Dancer Elaine Ellis (also known as Calamity Jane) was born November 30, 1917 in Panama. She moved to New York with her mother, Flossie Freeman McNeil, and father, Clifford McNeil, at the age of seven. As a young girl, Ellis learned to dance. She was instructed by friends who attended the Henry LeTang School of Dance. After graduating from Jamaica High School, Ellis taught touch typing and eventually became a traveling instructor. Interested in going into business for herself, Ellis owned and operated a dry cleaner and later a cosmetics counter in a local department store. Disenchanted with business ownership, Ellis answered an open call at the Cotton Club for Spanish girls, and although she only knew four Spanish words, was the last chorus girl hired in 1939.
When the Cotton Club closed in 1940, Ellis continued to perform at Café Zanzibar, Club Mimo, the Lenox Lounge, in Atlantic City and at the Apollo Theater. At the Apollo Theater, Ellis performed with Bill “Bojangles” Robinson, Duke Ellington, Don Redman, and Andy Kirk. A married mother of two, Ellis eventually quit dancing to begin a lucrative twenty-five year bartending career. Ellis tended bars all over Harlem and gained quite a following, winning awards for the most congenial and best bar maid.
In 1986, Ellis was invited by Geraldine Rhodes-Kennedy to join the Silver Belles.
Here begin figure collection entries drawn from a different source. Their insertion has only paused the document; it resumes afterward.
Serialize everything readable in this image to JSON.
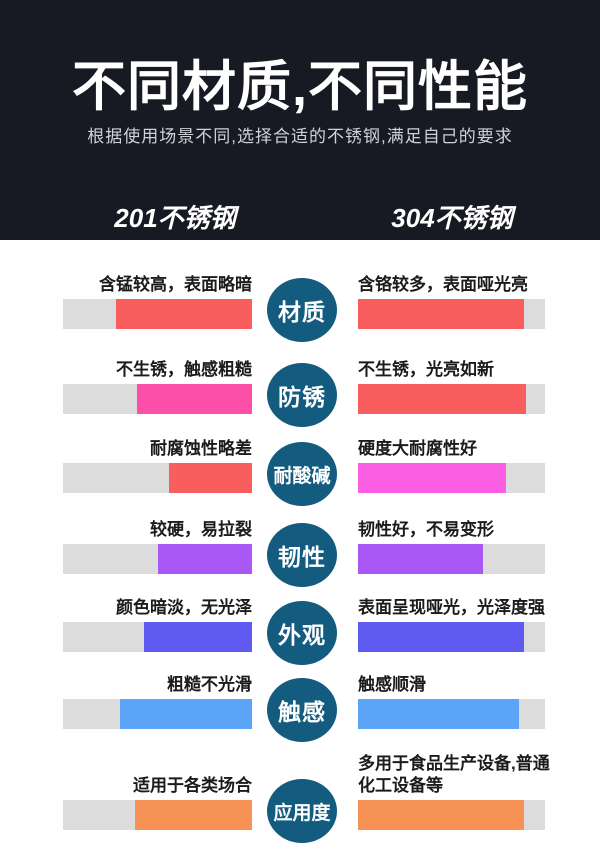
{
  "header": {
    "title": "不同材质,不同性能",
    "subtitle": "根据使用场景不同,选择合适的不锈钢,满足自己的要求",
    "left_column": "201不锈钢",
    "right_column": "304不锈钢"
  },
  "colors": {
    "header_bg": "#171a22",
    "circle": "#145b80",
    "track": "#dcdcdc"
  },
  "rows": [
    {
      "category": "材质",
      "left": {
        "label": "含锰较高，表面略暗",
        "fill_percent": 72,
        "color": "#f95e5e"
      },
      "right": {
        "label": "含铬较多，表面哑光亮",
        "fill_percent": 89,
        "color": "#f95e5e"
      }
    },
    {
      "category": "防锈",
      "left": {
        "label": "不生锈，触感粗糙",
        "fill_percent": 61,
        "color": "#fc50a8"
      },
      "right": {
        "label": "不生锈，光亮如新",
        "fill_percent": 90,
        "color": "#f95e5e"
      }
    },
    {
      "category": "耐酸碱",
      "left": {
        "label": "耐腐蚀性略差",
        "fill_percent": 44,
        "color": "#f95e5e"
      },
      "right": {
        "label": "硬度大耐腐性好",
        "fill_percent": 79,
        "color": "#fb5ee2"
      }
    },
    {
      "category": "韧性",
      "left": {
        "label": "较硬，易拉裂",
        "fill_percent": 50,
        "color": "#a958f5"
      },
      "right": {
        "label": "韧性好，不易变形",
        "fill_percent": 67,
        "color": "#a958f5"
      }
    },
    {
      "category": "外观",
      "left": {
        "label": "颜色暗淡，无光泽",
        "fill_percent": 57,
        "color": "#5f5af0"
      },
      "right": {
        "label": "表面呈现哑光，光泽度强",
        "fill_percent": 89,
        "color": "#5f5af0"
      }
    },
    {
      "category": "触感",
      "left": {
        "label": "粗糙不光滑",
        "fill_percent": 70,
        "color": "#5ba4f8"
      },
      "right": {
        "label": "触感顺滑",
        "fill_percent": 86,
        "color": "#5ba4f8"
      }
    },
    {
      "category": "应用度",
      "left": {
        "label": "适用于各类场合",
        "fill_percent": 62,
        "color": "#f79257"
      },
      "right": {
        "label": "多用于食品生产设备,普通化工设备等",
        "fill_percent": 89,
        "color": "#f79257"
      }
    }
  ]
}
Ellis was honored to join a group of former chorus girls including Bertye Lou Wood, Fay Ray, Cleo Hayes, and Marian Coles. The Silver Belles performed at senior centers and regularly, at the Cotton Club. In 1986, the Silver Belles were featured in a documentary about their lives, "Been Rich All My Life" directed and produced by Heather Lyn MacDonald.
Ellis passed away on December 21, 2013, at the age of 96.
Elaine Ellis was interviewed by The HistoryMakers on October 25, 2007.